Traders took this information as an opportunity to heavily sell gold and just as heavily buy the dollar. However, stock prices in the US were unchanged. European markets were mixed and Asian stock exchanges traded higher in Japan and mixed around the region on Monday.

If the US economy is now going to boom, you would think that the stock markets would have followed the gold and dollar markets. Gold is up nearly 20 percent in three months. The dollar is down around 5 percent in the same period. A very good level in both markets to take profits.

The reason the stock markets did not immediately follow to the upside is that the employment numbers are very far from being “strung, strong, strong” in the words of one banker.

It is ironic that those critics who cannot believe any economic numbers that come from the Philippine government automatically assume the numbers from the US are always perfect and unbiased.
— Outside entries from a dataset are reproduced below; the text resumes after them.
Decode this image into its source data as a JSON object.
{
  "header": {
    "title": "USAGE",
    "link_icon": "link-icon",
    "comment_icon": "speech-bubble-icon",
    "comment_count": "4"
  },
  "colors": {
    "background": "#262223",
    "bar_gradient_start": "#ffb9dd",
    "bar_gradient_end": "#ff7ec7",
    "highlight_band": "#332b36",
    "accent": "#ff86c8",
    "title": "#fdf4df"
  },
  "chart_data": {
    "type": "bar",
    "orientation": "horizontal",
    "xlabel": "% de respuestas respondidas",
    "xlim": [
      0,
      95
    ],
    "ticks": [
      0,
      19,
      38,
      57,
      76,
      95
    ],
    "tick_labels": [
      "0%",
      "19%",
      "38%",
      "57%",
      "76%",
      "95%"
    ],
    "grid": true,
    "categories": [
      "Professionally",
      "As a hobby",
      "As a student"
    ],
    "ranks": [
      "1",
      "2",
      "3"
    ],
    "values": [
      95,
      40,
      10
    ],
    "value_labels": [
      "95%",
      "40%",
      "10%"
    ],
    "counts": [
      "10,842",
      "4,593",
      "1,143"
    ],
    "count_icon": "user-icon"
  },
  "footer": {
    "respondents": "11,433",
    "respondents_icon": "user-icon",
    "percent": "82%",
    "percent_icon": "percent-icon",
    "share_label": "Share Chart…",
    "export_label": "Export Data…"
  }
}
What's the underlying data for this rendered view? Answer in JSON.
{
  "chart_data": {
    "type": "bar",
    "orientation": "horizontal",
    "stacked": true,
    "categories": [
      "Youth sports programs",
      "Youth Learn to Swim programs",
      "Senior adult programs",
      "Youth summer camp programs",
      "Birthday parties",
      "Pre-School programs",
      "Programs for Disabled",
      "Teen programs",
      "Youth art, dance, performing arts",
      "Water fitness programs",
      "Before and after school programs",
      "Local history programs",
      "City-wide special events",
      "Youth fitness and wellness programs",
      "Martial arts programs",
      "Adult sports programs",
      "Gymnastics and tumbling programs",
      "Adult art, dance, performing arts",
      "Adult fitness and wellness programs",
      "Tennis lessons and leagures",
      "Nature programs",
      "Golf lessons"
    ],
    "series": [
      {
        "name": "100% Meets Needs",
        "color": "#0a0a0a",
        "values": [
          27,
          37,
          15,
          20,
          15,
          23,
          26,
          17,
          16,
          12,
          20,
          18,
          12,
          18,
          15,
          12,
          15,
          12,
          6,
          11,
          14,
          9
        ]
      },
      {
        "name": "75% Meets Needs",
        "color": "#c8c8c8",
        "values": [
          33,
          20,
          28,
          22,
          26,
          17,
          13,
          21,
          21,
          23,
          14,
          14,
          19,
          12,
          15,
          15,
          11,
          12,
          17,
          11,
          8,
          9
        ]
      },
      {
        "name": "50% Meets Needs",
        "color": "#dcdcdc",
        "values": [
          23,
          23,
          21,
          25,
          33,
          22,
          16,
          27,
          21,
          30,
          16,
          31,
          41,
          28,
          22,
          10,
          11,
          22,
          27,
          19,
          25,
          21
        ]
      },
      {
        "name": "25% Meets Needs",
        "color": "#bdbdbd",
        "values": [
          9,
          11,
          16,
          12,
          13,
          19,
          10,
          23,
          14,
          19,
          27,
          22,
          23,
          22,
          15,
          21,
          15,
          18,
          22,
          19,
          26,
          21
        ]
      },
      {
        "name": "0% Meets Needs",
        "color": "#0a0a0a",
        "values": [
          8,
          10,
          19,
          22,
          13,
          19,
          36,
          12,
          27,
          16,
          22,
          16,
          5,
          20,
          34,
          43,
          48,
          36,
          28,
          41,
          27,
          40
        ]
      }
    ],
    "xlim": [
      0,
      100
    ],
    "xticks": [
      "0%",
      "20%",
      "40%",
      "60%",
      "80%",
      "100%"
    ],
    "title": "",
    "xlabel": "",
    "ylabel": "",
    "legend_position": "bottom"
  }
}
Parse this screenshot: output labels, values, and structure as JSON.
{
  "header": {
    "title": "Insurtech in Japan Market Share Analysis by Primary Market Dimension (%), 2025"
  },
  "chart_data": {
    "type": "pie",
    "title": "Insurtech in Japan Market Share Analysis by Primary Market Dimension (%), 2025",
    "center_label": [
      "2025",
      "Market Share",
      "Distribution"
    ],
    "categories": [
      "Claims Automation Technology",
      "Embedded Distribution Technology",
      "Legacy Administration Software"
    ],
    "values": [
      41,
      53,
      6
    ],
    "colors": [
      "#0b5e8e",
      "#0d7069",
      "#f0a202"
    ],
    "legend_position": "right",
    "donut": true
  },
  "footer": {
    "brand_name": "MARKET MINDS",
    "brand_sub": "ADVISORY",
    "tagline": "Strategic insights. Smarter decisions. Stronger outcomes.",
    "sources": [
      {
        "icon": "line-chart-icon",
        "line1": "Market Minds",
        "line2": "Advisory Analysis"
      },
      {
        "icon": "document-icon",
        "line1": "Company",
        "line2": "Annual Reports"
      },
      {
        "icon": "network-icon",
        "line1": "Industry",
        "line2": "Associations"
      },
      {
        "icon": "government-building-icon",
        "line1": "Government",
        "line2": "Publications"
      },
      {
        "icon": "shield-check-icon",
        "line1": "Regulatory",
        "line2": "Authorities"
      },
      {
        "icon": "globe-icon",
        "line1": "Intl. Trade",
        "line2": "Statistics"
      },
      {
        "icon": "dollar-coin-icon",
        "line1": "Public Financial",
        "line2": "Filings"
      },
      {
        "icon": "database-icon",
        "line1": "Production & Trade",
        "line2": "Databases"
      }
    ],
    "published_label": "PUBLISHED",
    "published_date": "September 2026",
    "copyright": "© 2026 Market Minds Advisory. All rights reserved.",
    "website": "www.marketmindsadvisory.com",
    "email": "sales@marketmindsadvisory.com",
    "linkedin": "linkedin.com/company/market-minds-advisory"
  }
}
I have news for you. Economic data in the US are just as, if not more, political as in the Philippines.

The methodology of the unemployment numbers includes a variety of “adjustments.” One is the birth/death model. In order to express unemployment as a percentage of the working force, you have to count that force. Therefore, you need to figure out how many people entered the labor market in a particular month due to reaching a certain age and how many left because they died. Other factors include things like figuring how many extra temporary employees are hired and then fired during the time school starts. Things like that.

Although the number of people who became newly unemployed in November was insignificant from October, the number of people employed was still dropping in November, although at a slower rate than in October. But the underlying unemployment numbers are very damaging, given a very good reason that the US stock market did not boom like the dollar.

One number that was much higher was the number of new people hired for temporary jobs. The theory is that companies hire temporary workers before they hire permanent workers and this is supposed to be a good sign. However, the number of people who have been unemployed for more than 28 weeks, the long-term unemployed, continues to increase. We talk about underemployment as a major problem for the Philippines. The US is encountering that same problem but on a much greater scale.

You need to look at the bigger picture at all times. You are probably not directly involved in trading the global markets, but the results in these markets may have an impact on your decision-making, and they certainly have an impact on your financial life.

The crisis is far from over. The US is not booming. Currency and commodity prices are going to remain volatile and often driven by “false” information. Ignore these markets at your own financial risk.